American Samizdat

Saturday, March 20, 2004. *

You're not going to believe what happened to this voter from SanDiego!

I signed in, cast my vote and gave them the card back. Before taking off to work, I asked the woman how safe this new voting system was. She said "Oh it's REALLY safe! Your vote goes into a microchip and is stored with all the other votes and then at the end of the day, we bring all the microchips to the sheriffs department and they gather them and bring them to the Registrar in San Diego". "But what about a paper trail? Is there a hard copy somewhere?" Said I. "Oh Yes!" She said, "There's a printer inside each machine that records the vote of each and every person on a strip of paper!" I guess I looked a bit skeptical because she said "Here! Let me show you!"
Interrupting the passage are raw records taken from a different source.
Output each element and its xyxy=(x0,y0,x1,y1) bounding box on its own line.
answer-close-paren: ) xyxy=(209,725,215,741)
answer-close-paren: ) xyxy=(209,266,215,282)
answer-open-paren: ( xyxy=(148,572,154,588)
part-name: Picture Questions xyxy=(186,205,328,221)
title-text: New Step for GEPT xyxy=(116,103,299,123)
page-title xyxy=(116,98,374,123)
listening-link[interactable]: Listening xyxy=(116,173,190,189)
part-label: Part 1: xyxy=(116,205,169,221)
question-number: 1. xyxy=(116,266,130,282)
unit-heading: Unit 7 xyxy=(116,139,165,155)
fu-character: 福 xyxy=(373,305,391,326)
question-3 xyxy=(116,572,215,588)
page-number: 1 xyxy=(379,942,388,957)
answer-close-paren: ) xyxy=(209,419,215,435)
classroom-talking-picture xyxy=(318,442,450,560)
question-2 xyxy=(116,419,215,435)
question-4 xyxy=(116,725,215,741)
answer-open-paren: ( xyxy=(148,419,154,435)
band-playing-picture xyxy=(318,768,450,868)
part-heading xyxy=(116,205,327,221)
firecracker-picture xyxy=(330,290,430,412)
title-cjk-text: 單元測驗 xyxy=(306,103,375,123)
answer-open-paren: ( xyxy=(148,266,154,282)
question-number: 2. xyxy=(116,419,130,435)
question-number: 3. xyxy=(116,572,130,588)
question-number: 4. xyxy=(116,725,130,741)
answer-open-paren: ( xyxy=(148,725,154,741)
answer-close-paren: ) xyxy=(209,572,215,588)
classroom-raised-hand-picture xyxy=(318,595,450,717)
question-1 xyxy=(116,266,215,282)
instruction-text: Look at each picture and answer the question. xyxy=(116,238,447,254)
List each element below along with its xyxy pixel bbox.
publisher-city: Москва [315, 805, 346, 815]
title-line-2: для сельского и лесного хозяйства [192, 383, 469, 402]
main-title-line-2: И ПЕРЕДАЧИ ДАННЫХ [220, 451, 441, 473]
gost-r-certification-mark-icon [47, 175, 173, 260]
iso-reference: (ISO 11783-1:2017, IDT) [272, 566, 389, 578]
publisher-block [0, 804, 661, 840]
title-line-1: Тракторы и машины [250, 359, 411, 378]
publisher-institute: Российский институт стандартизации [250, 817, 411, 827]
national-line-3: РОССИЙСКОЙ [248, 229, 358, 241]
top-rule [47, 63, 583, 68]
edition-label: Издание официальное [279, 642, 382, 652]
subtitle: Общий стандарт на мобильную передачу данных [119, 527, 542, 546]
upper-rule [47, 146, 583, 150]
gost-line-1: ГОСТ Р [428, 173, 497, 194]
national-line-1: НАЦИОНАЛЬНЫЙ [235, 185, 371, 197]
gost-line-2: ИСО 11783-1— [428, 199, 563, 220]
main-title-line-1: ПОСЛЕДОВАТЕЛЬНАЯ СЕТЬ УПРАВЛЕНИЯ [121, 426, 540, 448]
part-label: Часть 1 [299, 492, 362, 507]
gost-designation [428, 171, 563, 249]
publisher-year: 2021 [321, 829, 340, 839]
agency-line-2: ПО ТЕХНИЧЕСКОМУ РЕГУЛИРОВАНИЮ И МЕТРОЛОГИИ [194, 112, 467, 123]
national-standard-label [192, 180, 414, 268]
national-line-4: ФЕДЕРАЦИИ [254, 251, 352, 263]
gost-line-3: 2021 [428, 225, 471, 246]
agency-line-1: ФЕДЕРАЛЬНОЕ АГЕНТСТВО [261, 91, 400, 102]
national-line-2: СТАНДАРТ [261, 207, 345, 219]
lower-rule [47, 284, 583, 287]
We walked over to one of the machines and she opened a little door in the front and there was the printer.... with NO PAPER." "GASP!" she says and then quickly moves to the next machine... no paper in the printer.

This is INCREDIBLE! As minimal an audit as these printers provide, it is the only hardcopy audit that these eVote machines provide. As such, these machines should be programmed to not even work without a functional printer with paper! [Yes, it is not only possible to program these machines to do this, it is a trivial couple of lines of code.]

O.K., but what does all this mean? Well, I downloaded the election procedures manual for San Diego County [133 pages, 12 MB, .PDF], and the "zero-sum" check (making sure that the PCM card that stores the votes is set to zero) required prior to the openning of polls can be done on the eVote screen itself. This differs from the Maryland procedure reported by Avi Rubin, where the zero-sum check is actually checked on the print-out from each terminal. Per the SanDiego elections manual, this screen check is sufficient, and clearly, this is why these San Diego poll workers were not aware that their machines did not in fact have any paper loaded in them.

But (and this is critical), according to San Diego's shut-down procedures (page 82 of the .PDF):


It is critical that three items are available for you to hand directly to the Collection Center staff:
  1. The sealed Official Ballot Pouch which contains the Zero & Summary Reports, the Ballot Memory Cards, Certification of Votes, & the Supervisor Cards.
In other words, for at least two eVote terminals from this precinct in San Diego, there was no zero-sum report produced, and what little audit that report provides was simply not available.

It is of course important to note that this voter only saw two eVote terminals, both without paper. But one must wonder: How many of the eVote terminals in San Diego did not have paper in their printers? It's almost rediculous to suggest that that this voter who witnessed only two saw the only two that did not have it.

What this all means of course is that even the most minimal audit checks in the San Diego primary vote were not performed. That this was not reported reaks of cover-up.

Look, I understand that no voting supervisor wants a spotlight on them like Teresa LaPore had back in 2000. But to gloss over eVote failures such as this merely to avoid that is a violation of the public trust.

This was a mistake, and nothing more than that. But it is important that all election officials around the country are aware of this problem. This is nothing that procedures cannot handle, and nothing that a sinple coding change cannot prevent. But our election officials need to be honest about the problems they have individually had so that all of them can mutually benefit from each of their own individual experiences. This cover-up is a disgrace to that.